Panelists at the roundtable on bringing local communities into the information age - which consisted of mayors from cities in Europe, Asia, and the US- agreed that while the Internet has fostered greater awareness of global events and concerns, governments need to refocus on technological and social projects for their local communities. How to balance the refocusing of local concerns with ongoing access to a global communications forum was not so clear, however, as mayors advocated everything from a hands-off approach to Internet regulation to strong government involvement in controlling Internet content.

For example, Parthenay, a small French city that is a test case for a European "Digital City" program, has found no need for government involvement in controlling material circulating on the city's various intranets.

"Citizens have done their own house cleaning," says Michel Herve, mayor of Parthenay. "Pressure from neighbors has put things in place.

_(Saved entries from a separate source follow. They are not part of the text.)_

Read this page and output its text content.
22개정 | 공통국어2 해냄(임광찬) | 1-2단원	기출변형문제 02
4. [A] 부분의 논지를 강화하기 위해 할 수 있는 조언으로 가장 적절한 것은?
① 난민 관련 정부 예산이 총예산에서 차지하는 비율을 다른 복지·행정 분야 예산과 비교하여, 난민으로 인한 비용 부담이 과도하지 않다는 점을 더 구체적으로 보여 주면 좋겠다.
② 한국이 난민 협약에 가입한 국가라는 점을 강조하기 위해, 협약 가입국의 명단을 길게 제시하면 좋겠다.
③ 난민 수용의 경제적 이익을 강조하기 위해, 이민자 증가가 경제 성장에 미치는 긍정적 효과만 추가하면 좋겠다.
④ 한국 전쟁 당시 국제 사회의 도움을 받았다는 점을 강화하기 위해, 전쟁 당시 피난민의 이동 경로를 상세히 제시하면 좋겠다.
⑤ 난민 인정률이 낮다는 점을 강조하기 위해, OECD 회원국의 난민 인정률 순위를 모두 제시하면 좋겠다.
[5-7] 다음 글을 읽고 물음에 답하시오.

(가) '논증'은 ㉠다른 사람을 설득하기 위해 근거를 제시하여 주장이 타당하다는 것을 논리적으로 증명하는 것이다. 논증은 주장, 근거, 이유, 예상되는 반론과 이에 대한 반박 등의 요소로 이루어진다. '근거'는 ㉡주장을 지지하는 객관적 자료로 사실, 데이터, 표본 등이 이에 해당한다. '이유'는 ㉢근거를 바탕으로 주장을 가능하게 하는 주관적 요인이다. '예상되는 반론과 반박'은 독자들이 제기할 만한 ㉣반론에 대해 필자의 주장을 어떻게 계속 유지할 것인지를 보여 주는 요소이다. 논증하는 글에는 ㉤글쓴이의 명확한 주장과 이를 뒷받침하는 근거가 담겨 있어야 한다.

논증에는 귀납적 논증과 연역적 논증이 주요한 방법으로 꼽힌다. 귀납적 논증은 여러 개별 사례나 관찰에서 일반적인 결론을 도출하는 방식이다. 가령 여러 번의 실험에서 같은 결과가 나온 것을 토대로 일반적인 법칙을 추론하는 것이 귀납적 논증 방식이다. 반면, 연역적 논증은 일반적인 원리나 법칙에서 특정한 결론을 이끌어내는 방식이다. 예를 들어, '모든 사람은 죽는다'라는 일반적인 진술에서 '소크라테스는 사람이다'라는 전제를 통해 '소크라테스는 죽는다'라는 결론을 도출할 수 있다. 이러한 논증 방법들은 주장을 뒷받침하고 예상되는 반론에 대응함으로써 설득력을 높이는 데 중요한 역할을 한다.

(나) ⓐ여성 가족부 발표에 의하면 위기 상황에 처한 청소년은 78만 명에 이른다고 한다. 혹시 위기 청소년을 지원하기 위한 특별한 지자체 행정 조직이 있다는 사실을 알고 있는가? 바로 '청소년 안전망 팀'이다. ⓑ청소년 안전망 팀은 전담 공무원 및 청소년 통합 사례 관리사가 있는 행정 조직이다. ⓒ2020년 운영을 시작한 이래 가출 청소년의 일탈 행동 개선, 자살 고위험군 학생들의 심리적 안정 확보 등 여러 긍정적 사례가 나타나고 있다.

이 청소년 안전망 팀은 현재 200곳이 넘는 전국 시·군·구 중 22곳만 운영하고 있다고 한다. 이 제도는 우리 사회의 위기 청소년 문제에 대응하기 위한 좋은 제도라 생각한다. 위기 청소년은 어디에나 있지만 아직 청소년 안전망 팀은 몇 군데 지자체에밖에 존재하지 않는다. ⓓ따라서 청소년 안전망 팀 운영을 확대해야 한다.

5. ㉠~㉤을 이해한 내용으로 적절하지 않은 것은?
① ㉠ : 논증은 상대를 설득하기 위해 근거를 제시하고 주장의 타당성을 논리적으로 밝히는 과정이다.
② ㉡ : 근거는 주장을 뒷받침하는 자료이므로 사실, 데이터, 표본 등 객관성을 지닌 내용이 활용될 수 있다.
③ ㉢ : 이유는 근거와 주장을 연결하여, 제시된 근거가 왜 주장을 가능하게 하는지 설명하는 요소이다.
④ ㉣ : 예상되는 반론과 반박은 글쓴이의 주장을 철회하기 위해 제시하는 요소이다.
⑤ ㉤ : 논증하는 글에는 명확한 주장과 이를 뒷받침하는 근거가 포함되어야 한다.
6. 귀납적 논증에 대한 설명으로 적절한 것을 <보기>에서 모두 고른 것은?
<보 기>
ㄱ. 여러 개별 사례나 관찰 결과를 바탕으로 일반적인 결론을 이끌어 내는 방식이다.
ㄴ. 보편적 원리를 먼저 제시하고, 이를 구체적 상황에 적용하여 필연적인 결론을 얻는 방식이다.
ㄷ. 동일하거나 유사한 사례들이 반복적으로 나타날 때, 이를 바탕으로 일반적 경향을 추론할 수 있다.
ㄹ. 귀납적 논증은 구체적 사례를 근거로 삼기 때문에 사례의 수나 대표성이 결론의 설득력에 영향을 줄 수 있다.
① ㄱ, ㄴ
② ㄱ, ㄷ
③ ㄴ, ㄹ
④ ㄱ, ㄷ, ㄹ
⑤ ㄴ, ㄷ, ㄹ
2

As a government, we have never needed to intervene."

The Malaysian government has no censorship policies concerning the Internet, and none are expected in the future, said Johal Manzlan, head of value-added network services and the corporate information superhighway (COINS) project of Telekom Malaysia.

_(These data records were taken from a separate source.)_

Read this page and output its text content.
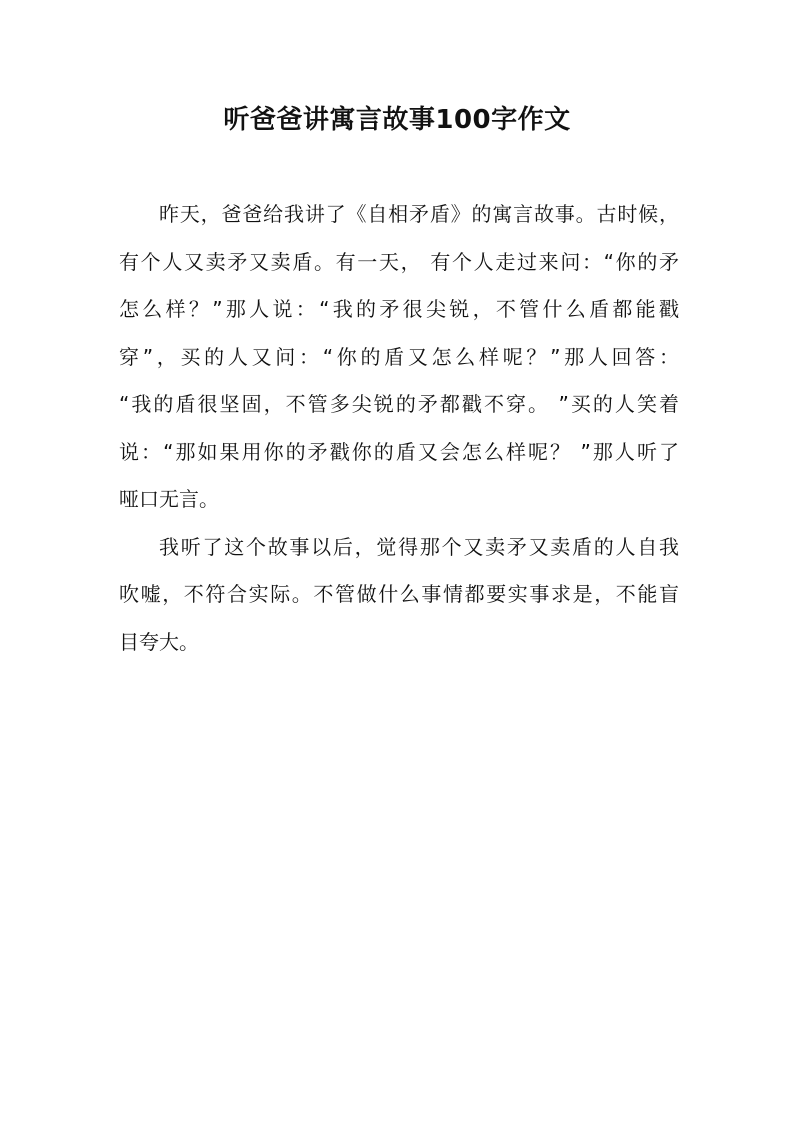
听爸爸讲寓言故事100字作文
昨天，爸爸给我讲了《自相矛盾》的寓言故事。古时候，
有个人又卖矛又卖盾。有一天， 有个人走过来问：“你的矛
怎么样？”那人说：“我的矛很尖锐，不管什么盾都能戳
穿”，买的人又问：“你的盾又怎么样呢？”那人回答：
“我的盾很坚固，不管多尖锐的矛都戳不穿。 ”买的人笑着
说：“那如果用你的矛戳你的盾又会怎么样呢？ ”那人听了
哑口无言。
我听了这个故事以后，觉得那个又卖矛又卖盾的人自我
吹嘘，不符合实际。不管做什么事情都要实事求是，不能盲
目夸大。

Telekom Malaysia, operating as an Internet service provider (ISP) via the company's TMnet network and as an ISP, considers that ISPs should practice self-regulation of content with firewalls. "If people really want to see something like pornography, they don't need to go to the Internet," Manzlan says. "You can't stop people from getting what they want."

In Shanghai, however, the government plays a more active role in policing Internet content. Zhong-rui Xia, director of the Infoport office in the Shanghai Municipal People's Government, says governments need to have a role in Internet regulation, but he also encourages citizens' involvement in regulating content. "The government should encourage citizen responsibility," Xia says.

Other cities acknowledged - although offered no solution for - the clash between local values and the Internet's global availability. One country may find a site on the World Wide Web objectionable while another doesn't - but as long as the site is unprotected anyone with Internet access from around the globe can access the site, regardless the country they are in when they access the Internet.

"We don't think [a lack of censorship on the Internet] is a threat, but other regimes with a tradition of censorship will have a problem," says Lars Radh, deputy mayor of Stockholm. At the conference Radh promoted the concept of regulating content on the Internet just as it is regulated off of the Internet. Existing laws can be applied to the new medium so that any act that is currently illegal in a country could also be illegal if someone in that country committed the act on the Internet.

For example, some forms of pornography are not illegal in many countries, and so their appearance on the Internet should be no more objectionable than their appearance at a local store. "Why is [pornography] more dangerous on the screen than on the street?" Radh says.

For the governments that do decide to regulate Internet content, some here expressed doubt over the viability of such an approach. One representative from the US notes that any plan for governmental censorship of the Internet is not likely to work well.

"It is very difficult to impose censorship anywhere on the Internet," says John Perry Barlow, co-founder of the US's Electronic Frontier Foundation, who concedes that "the most important kind of censorship is ethical censorship."

When it comes to questions of censoring material that is widely considered objectionable, Barlow defers to personal responsibility rather than to governmental regulation. "We should raise our children to find child pornography as distasteful as we do," Barlow suggested.

However, Michel Rossetti, the mayor of Geneva, says a government has to draw the line somewhere.

"One can not have total liberty - it will lead to terrible excesses such as racism and pedophilia," Rossetti says. "States have no choice but to react and put into place regulations. There is a certain domain where [content] will go too far."

"I am confident we will be spared the incompetence of governments regulating the Internet by their incompetence," Barlow says.